Last week we observed that casino profits on the Las Vegas Strip had withered by 81%. This was also noticed by Vital Vegas. In a surprisingly penetrating analysis, Scott Roeben pegs two root causes for the problem. One is rent payments, the downside of the vaunted ‘asset-light’ strategy. Landlords Gaming & Leisure Properties Inc. and Vici Properties, of course, will be laughing all the way to the bank. The second Achilles heel on the Strip is debt servicing—which is due to get much worse if the Tilman Fertitta buyout of Caesars Entertainment goes through and Barry Diller follows suit at MGM Resorts International. Both tycoons are betting on an economic recovery putting so wind at Las Vegas’ backside, but it looks like a very risky (and morally hazardous) wager from where we sit.
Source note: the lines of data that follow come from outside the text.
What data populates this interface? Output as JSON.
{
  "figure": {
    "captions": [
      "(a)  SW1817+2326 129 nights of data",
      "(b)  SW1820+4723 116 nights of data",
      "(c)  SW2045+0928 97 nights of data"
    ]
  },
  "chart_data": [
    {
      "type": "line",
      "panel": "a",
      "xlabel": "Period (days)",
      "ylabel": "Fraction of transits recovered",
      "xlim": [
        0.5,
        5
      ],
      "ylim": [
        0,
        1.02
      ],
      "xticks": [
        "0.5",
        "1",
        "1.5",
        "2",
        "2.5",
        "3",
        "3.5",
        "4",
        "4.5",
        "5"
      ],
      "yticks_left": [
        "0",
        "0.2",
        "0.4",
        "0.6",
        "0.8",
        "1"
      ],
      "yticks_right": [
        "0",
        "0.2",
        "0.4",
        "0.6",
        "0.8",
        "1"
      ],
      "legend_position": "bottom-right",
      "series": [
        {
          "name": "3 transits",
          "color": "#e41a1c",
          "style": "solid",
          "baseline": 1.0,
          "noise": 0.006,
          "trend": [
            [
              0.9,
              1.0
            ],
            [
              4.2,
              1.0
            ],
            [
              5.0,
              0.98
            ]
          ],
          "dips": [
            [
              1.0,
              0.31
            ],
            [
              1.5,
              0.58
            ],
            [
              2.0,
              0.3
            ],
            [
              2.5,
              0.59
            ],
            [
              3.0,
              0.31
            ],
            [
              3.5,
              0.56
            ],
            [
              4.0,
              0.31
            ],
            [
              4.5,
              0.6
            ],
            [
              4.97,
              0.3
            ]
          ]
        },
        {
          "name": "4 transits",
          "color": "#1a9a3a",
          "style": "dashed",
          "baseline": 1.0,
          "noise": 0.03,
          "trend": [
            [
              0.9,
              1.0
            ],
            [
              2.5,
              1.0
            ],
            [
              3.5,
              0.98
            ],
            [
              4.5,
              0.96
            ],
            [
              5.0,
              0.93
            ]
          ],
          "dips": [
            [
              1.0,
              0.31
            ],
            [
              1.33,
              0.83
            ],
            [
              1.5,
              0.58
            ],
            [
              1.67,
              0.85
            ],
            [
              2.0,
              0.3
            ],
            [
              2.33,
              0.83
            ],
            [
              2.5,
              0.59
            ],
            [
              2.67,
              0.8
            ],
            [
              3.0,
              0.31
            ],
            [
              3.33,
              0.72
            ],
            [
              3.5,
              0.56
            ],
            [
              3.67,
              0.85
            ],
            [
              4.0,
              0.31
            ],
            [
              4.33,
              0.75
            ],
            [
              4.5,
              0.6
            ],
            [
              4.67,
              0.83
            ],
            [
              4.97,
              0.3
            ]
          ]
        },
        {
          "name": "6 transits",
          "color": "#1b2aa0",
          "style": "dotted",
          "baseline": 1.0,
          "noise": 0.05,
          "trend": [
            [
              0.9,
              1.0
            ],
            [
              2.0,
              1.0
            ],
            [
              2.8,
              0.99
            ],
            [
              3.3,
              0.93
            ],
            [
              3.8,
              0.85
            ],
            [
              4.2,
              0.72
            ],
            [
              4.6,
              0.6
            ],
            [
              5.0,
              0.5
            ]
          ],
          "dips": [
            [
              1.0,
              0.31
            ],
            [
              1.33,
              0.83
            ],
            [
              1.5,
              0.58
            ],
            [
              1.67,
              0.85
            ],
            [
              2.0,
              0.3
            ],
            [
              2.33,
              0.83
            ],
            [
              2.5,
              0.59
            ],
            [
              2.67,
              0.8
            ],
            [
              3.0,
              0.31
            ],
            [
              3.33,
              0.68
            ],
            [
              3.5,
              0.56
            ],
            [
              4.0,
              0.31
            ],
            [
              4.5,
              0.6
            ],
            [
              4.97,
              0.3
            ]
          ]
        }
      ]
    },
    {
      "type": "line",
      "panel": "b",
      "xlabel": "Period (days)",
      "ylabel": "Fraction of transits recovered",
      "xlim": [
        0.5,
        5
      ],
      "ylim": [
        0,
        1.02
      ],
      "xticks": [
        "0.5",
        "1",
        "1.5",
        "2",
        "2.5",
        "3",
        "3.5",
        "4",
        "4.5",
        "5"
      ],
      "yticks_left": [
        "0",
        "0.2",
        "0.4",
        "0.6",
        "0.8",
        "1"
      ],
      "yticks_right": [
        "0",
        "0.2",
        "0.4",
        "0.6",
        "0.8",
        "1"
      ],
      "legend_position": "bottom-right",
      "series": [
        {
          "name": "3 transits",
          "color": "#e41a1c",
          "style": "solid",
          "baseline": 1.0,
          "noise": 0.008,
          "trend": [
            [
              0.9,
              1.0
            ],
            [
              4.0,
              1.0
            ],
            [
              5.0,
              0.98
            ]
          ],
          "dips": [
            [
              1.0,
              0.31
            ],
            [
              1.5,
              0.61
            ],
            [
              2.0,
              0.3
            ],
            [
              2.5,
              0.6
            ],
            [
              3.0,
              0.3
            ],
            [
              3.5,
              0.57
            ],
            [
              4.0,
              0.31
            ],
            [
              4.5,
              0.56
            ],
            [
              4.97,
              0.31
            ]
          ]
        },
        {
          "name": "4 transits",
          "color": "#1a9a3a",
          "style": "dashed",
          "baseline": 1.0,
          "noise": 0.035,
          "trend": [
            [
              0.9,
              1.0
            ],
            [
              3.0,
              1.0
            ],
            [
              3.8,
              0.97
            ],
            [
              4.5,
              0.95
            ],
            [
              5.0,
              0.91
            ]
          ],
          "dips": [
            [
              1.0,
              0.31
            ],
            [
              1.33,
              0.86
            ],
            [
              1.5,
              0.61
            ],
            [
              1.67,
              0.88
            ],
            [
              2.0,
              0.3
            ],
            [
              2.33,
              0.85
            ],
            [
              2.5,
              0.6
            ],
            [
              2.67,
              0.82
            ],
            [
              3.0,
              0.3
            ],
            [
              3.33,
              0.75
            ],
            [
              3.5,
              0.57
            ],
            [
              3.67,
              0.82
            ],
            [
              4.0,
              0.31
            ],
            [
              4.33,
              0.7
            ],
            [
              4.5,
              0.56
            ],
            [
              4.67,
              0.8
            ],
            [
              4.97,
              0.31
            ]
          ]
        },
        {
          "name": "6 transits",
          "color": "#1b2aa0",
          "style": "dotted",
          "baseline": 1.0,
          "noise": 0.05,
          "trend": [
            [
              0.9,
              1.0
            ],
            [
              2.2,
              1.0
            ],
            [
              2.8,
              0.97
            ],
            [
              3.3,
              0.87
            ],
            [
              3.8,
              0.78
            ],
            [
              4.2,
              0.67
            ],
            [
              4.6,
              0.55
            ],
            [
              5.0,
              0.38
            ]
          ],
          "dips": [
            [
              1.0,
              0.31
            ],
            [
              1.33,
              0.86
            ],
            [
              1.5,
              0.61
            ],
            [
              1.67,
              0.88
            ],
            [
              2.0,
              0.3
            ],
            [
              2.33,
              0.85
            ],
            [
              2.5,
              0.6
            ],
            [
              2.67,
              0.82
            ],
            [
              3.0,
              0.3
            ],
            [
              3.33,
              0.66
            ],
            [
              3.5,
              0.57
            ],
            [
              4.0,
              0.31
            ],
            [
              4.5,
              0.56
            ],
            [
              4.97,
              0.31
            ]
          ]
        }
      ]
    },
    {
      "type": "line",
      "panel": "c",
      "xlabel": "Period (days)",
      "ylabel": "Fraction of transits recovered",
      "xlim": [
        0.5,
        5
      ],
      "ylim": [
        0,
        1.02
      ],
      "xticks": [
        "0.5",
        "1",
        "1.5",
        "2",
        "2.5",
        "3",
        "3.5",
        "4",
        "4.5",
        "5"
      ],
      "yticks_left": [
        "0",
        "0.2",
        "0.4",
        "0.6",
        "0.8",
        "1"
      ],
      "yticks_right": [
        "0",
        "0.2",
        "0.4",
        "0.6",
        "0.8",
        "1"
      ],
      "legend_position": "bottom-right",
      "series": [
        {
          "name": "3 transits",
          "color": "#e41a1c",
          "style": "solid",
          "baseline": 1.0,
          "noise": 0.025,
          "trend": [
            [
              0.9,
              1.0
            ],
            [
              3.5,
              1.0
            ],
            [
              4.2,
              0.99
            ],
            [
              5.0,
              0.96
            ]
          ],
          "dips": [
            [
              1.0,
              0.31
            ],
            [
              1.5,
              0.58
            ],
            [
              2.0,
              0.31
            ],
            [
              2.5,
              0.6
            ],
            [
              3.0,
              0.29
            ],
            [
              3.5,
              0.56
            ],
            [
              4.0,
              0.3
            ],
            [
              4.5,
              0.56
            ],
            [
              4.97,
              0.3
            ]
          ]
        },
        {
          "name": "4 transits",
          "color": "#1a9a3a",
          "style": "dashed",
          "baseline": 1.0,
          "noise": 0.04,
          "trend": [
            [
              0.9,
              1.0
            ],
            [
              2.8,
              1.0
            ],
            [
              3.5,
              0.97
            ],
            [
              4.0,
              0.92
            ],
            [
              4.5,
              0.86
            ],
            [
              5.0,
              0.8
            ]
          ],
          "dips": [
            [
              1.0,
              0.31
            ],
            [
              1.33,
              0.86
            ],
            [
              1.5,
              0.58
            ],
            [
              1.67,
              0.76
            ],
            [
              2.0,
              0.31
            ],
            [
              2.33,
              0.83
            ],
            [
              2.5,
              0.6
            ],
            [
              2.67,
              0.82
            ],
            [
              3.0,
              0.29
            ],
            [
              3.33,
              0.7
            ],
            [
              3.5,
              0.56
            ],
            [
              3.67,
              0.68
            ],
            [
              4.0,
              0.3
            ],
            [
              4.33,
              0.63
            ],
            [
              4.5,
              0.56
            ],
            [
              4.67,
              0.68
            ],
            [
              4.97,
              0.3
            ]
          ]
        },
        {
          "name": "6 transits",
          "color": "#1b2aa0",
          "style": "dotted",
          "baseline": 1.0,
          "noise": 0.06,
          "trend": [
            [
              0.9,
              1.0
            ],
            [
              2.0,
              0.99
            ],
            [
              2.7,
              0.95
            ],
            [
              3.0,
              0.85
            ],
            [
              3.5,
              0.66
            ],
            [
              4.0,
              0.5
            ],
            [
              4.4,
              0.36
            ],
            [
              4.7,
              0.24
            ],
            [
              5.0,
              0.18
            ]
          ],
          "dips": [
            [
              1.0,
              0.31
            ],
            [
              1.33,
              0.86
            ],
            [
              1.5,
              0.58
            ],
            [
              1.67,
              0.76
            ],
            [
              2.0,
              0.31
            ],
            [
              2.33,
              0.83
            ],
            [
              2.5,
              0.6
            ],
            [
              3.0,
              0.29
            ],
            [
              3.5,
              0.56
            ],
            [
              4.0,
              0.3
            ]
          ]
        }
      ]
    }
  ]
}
In stark contrast to the the unpardonable treatment of Parag Vora by the Nevada Gaming Control Board was that meted out to a Bally’s Corp. shareholder. Commissioners lavished a veritable tongue bath on Gamesys co-founder Noel Hayden, who holds 10% of BALY stock. Sticking to the approved script, Hayden vowed to be a passive investor. Both Chairman Mike Dreitzer and NGCB buffoon George Assad mewed their approval, and that was that. Licensing hearings in Nevada are becoming an unamusing farce, for which the blame ultimately lies with anti-regulatory Gov. Joe Lombardo (R). His regulators know who’s pulling their strings and that’d be Big Gaming, not the public. Appoint clowns, expect a circus.

Kudos twice over this week to an unexpected recipient, Las Vegas Sands, owners of Venetian Macao (above). Earlier, Sands stepped in with $100,000 to fund problem-gambling treatment in Texas. The ruling regime in the Lone Star State obviously believes that the way to make disordered gambling go away is to ignore it completely. Responsible-gambling programs were zeroed out six years ago. Sands’ contribution may be a drop in a very big bucket (Texas has a serious issue with illegal gambling, as regular crackdowns attest) but one needs to start somewhere. Not only that, Sands is doing 100% more than Gov. Gregg Abbott‘s morally derelict government is. Abbott and his cronies are the sort of Not-Very-Religious Right pharisees who piously decry ‘the scourge of gambling’ but abandon its victims to their own devices.
Not content to perform one good deed, Sands donated $150,000 to the LGBTQ+ Center of Las Vegas. The funds will be used to give job training to young people who are homeless or otherwise job-insecure. It’s great to see Sands investing in Las Vegas beyond owning a newspaper. And, coming at a time when the LGBT community is beset with demonization and often outright persecution, it’s both the right thing to do and a brave one. Bravo, Sands.